Peter Hanna
Associate Editor
Loyola University Chicago School of Law, JD 2026
In April of 2024, The Federal Trade Commission (FTC) issued their final rule banning non-competes across the nation in an effort to promote competition. A non-compete contract is an agreement between an employee and an employer where the employee agrees not to work for competitors or start a competing business for a certain period after leaving the company. Non-competes are meant to protect the employer’s business secrets, customers, or sensitive information from being used by rivals. The FTC’s proposed rule aimed to eliminate nearly all non-compete clauses and declare them an “unfair method of competition” under the rule. The rule would affect existing agreements, except for certain senior executives, and require employers to notify affected workers of its enforcement. It also sought to prohibit employers from entering into nearly all new non-compete agreements after the effective date of September 4th. Since the original publishing of the rule and leadup to the effective date, there have been many new developments in reaction to the final rule. This includes some precedent-setting legal decisions as well as actions taken by various state governments. With these developments, the current status has been altered, which could lead to a number of possible short-term outcomes.
Current legal status
One of the main decisions that arose from the litigation of this issue includes Ryan LLC v. Federal Trade Commission, which included the Chamber of Commerce of the United States and the Texas Association of Business joining the suit as plaintiff intervenors. U.S. District Judge Ada Brown of the Northern District of Texas set aside the FTC’s ban on non-competes and held that it shall not be enforced or otherwise take effect nationwide. In her opinion, she wrote that “the text and the structure of the FTC Act reveal the FTC lacks substantive rule-making authority with respect to unfair methods of competition” and that “the Rule is arbitrary and capricious because it is unreasonably overbroad without a reasonable explanation.” She emphasized that the role of an administrative agency is to do as told by Congress and not to do what the agency thinks it should do on its own. Along with this decision, Properties of the Villages, Inc. v. FTC, a suit brought by an active adult community in central Florida, also garnered a ruling in favor of the plaintiffs in the form of a preliminary injunction. However, both these decisions are considered to be injunctions preventing the FTC Rule from being enforced, but only as to the plaintiffs. Some cases remain active, including ATS Tree Services v. FTC, which will continue to affect the application of the Act. A decision in this case is expected before the end of 2024, and given these outcomes, the matter could very likely be escalated to the U.S. Supreme Court for a final ruling, since this involves questions of administrative authority and federal regulatory overreach.
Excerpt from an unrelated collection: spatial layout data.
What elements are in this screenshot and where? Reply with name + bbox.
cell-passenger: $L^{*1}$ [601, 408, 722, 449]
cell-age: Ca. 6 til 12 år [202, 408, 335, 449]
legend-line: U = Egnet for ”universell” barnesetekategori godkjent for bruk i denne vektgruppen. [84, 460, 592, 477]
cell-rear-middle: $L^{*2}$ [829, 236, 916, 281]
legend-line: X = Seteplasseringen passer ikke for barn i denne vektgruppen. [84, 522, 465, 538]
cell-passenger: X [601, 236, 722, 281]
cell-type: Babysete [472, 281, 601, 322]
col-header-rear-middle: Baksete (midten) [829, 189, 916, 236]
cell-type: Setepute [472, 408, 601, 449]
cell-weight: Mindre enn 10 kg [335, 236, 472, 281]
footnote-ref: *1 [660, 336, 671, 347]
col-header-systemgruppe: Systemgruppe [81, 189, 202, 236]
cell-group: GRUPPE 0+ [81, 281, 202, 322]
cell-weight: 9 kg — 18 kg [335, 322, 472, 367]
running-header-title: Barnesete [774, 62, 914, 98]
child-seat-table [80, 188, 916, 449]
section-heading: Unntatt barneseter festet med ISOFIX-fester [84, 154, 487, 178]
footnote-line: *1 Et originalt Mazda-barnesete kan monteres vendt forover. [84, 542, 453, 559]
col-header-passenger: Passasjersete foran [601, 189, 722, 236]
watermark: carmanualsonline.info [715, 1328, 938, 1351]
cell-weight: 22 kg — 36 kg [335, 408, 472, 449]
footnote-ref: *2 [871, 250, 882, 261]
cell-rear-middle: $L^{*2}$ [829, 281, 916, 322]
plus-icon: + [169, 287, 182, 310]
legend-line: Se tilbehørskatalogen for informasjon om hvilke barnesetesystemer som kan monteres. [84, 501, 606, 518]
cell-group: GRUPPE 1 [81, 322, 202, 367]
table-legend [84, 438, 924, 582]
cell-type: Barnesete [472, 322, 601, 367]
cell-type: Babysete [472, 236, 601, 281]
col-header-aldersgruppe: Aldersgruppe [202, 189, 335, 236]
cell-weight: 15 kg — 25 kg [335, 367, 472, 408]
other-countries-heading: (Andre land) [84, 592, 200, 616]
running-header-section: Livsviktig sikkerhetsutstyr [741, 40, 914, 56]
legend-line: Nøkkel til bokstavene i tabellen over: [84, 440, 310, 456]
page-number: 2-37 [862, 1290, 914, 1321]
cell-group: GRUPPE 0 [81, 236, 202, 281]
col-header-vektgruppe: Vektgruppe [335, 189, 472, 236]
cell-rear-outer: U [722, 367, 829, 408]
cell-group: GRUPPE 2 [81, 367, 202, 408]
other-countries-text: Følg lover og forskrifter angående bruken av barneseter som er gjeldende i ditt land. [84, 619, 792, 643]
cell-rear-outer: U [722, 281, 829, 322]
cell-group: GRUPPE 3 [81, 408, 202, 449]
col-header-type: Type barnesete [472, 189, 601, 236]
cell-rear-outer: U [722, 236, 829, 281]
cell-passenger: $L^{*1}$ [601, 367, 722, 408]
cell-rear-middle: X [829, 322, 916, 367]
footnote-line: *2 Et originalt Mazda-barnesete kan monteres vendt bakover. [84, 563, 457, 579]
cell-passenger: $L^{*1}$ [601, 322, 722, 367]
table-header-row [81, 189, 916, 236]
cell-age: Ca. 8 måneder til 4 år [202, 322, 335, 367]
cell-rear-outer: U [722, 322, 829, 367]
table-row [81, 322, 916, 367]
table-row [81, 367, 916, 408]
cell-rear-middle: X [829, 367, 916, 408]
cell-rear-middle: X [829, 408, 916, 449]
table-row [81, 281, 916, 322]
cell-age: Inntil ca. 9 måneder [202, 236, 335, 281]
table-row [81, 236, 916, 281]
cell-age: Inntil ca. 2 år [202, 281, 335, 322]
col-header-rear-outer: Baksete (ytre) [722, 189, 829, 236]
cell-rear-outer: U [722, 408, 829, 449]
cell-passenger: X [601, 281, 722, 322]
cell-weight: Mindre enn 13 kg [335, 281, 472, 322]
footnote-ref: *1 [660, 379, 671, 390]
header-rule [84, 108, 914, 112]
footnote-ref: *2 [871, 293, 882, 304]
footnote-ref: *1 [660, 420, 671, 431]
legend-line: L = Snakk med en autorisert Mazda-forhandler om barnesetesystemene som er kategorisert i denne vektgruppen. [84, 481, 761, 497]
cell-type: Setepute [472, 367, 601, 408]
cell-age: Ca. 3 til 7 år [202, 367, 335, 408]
Action taken by several states
Even if the national ruling made by the FTC is rejected judicially, employers may still face restrictions on their noncompete agreements included in employee contracts at a state level. For example, Minnesota, North Dakota, California, and Oklahoma do not recognize non-compete agreements at all. Many other states have placed some sort of restrictions on these contractual agreements as well, and this trend is expected to continue. This could turn problematic for larger companies with employees nationwide, and a concise form of federal regulation may be required to sustain fair competition around the United States. Employers must stay alert as they navigate these new legal environments while ensuring compliance with both federal developments and state-level regulations. It is important for employers to be prepared for potential changes depending on the ongoing legal outcomes.
What are the arguments for and against the ban?
Proponents of the ban argue that there is empirical evidence which illustrates that non-compete clauses can harm workers, consumers, employee mobility, and innovation by eliminating any new avenues for new inventions, competing companies, and multiple options for similar services. They further argue that strict laws already serve to protect trade secrets, diminishing the need to prevent an important competitive aspect of our economy. On the other hand, those against the ban argue that the FTC’s decision to ban non-compete agreements could significantly harm businesses and the economy. Without them, industries reliant on specialized knowledge may struggle to innovate. Small and mid-sized companies, in particular, depend on non-competes to protect themselves from larger competitors. The ban could also lead to a talent drain, as employees may leave for higher-paying rivals after receiving expensive training, making it harder for companies to recoup their investment and discouraging further innovation.
Near future possibilities
The future of the rule remains unclear, with inevitable, long-lasting litigation that could delay any final implementation for years. If upheld, it would be an enormous shift in how employers go about restrictive covenants, pushing companies to lean on other approaches such as confidentiality clauses or non-solicitation agreements to guard their business interests. It is important that a regulatory framework comes about in order to make compliance easier to attain by all types of businesses around the country. But as of now, employers can take precautions and prepare contingencies, review their existing contracts, and consider alternative protections for proprietary information and trade secrets.